The duckling, Renee Bennett, is played by Amy Schumer. She knows how to sell a comic notion, and she commits to selling this one, come what may. Renee’s only wish is to be beautiful. She works for a global cosmetics company modeled on Revlon or L’Oreal, but she does so from the company’s online office, a squalid warren in a Chinatown basement. (Where her only co-worker, a guy, is a total dimwit, and a slob.) This establishes two things—the heroine’s obsession with physical appearance, and the movie’s devotion to selling plot points, however absurd they may be.

And however arbitrary. Renee’s imagined transformation follows her watching TV and happening onto a key scene of “Big”—the one in which the little kid tells a carnival machine, “I wish I were big.” This is a praiseworthy example of truth in borrowing. But it’s also a reminder to be careful what you wish for; some instant transformations have wondrous consequences, while some don’t. This one doesn’t, notwithstanding Amy Schumer’s desperate efforts, and despite our wishing the movie well for its message that beauty comes from within.

After the kid in “Big” wakes up the next morning and is big enough to be played by Tom Hanks, our delight extends beyond the physical change to the sweetly naïve 13-year- old point of view that the ostensibly mature hero brings to the adult world around him. When Renee transmogrifies miraculously the day after she sees the scene from “Big,” it’s all in her head, so the rest of the movie depends completely on her behavior, which is comically delusional if you buy it, and scarily demented if you don’t.
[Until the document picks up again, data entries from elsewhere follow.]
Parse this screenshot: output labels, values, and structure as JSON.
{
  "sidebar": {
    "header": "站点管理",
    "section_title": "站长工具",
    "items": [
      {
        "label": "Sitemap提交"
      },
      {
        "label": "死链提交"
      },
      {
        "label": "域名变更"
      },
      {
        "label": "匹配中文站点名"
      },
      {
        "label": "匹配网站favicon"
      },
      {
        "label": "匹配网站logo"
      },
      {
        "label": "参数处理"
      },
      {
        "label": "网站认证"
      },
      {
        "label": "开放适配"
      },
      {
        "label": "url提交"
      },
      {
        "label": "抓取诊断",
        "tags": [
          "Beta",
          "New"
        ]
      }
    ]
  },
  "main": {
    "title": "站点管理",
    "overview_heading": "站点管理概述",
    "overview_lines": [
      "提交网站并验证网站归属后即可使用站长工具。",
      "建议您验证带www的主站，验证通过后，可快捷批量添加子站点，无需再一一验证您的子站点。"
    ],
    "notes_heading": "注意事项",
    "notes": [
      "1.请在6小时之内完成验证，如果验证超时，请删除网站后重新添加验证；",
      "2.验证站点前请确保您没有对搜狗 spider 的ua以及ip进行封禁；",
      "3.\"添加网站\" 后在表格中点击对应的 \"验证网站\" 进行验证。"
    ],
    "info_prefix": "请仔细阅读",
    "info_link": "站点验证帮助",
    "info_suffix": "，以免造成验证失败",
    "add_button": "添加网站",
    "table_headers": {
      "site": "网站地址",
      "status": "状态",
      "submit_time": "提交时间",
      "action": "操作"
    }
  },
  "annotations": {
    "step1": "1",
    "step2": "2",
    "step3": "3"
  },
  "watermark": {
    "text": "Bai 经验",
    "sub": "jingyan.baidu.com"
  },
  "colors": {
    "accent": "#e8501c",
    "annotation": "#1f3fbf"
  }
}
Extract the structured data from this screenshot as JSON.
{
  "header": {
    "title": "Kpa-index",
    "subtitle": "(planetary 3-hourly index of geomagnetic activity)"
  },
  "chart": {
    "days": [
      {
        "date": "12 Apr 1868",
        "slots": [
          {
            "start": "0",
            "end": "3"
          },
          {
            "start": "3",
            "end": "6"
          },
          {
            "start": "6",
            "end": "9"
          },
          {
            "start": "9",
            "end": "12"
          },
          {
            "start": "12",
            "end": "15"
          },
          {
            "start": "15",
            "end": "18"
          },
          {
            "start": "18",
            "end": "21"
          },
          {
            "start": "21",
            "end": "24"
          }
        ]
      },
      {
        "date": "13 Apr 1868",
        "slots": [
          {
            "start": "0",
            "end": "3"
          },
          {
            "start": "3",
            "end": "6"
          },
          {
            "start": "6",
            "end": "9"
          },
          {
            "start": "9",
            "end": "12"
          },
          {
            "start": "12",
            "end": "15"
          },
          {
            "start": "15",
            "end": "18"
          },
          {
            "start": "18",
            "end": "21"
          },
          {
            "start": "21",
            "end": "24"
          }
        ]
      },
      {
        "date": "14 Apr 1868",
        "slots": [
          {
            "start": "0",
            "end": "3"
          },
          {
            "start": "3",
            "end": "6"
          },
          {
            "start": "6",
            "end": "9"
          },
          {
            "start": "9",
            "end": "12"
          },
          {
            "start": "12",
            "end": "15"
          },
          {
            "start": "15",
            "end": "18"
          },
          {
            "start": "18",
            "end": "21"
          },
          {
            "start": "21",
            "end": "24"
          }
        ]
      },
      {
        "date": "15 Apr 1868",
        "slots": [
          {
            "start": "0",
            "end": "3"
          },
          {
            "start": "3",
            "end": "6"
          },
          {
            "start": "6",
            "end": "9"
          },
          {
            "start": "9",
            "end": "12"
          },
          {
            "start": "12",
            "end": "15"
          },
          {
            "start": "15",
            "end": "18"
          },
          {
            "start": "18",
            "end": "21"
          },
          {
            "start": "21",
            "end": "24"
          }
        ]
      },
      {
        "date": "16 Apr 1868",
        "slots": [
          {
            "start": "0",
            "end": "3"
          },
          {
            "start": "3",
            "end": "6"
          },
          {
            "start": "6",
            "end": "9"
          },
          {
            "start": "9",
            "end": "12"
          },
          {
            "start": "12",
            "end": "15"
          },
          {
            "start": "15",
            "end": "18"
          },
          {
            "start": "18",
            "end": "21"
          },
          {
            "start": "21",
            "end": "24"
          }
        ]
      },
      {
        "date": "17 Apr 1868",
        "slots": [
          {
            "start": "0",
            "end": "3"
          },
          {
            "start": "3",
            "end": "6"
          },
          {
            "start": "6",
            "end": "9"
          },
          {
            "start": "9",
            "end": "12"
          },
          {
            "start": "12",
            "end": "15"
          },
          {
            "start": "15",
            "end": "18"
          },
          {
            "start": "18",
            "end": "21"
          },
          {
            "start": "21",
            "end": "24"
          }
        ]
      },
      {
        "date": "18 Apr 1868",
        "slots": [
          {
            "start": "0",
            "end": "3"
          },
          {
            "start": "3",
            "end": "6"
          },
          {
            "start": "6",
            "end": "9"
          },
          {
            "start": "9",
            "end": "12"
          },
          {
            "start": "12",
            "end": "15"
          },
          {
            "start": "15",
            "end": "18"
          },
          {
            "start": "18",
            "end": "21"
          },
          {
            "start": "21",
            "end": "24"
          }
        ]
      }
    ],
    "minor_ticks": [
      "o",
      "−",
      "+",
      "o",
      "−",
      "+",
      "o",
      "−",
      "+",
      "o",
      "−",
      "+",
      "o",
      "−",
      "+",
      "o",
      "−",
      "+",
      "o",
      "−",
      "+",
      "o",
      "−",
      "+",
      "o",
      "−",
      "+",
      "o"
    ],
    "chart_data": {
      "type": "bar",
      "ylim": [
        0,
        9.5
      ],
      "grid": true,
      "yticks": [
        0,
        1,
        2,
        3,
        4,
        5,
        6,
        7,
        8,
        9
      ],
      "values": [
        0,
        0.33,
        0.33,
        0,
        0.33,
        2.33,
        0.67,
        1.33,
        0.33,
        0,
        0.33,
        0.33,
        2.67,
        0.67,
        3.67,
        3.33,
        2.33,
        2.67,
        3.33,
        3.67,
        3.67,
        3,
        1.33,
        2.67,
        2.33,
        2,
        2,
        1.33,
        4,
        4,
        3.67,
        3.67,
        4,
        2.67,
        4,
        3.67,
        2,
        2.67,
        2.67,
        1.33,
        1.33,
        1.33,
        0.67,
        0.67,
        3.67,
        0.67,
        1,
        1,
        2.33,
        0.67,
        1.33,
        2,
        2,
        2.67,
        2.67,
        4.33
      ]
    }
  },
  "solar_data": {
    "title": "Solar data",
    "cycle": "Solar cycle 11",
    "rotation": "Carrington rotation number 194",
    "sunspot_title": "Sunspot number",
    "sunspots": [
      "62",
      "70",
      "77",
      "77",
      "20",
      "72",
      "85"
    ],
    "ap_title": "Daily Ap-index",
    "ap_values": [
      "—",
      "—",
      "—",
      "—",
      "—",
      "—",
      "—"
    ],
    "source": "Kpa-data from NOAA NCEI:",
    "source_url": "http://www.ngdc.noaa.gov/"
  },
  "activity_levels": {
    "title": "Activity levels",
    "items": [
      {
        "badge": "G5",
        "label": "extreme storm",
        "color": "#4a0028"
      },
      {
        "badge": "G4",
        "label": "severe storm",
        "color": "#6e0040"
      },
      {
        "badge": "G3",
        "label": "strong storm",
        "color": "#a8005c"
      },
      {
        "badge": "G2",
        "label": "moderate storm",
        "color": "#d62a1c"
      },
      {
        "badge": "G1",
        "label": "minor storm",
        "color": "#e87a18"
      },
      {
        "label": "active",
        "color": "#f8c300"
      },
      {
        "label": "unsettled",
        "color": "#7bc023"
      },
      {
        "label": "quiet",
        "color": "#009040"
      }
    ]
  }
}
All the beautiful people in her company buy it, even when Renee talks febrile nonsense about being a supermodel, and no one asks any questions. The men around her buy it. They tell her she’s dazzling and perfect. But the compliments are unearned, because she keeps coming on like a runaway narcissist, the kind of woman any sensible man would flee in a New York nanosecond. Renee eventually reverts to her original self, as in “Big.” She’s duly cured of her paralyzing insecurity, and gets to deliver an earnest exhortation about the need for girls and women alike to believe in themselves. But you can’t believe in “I Feel Pretty.” It’s a put-up job about a self- enchanted Cinderella.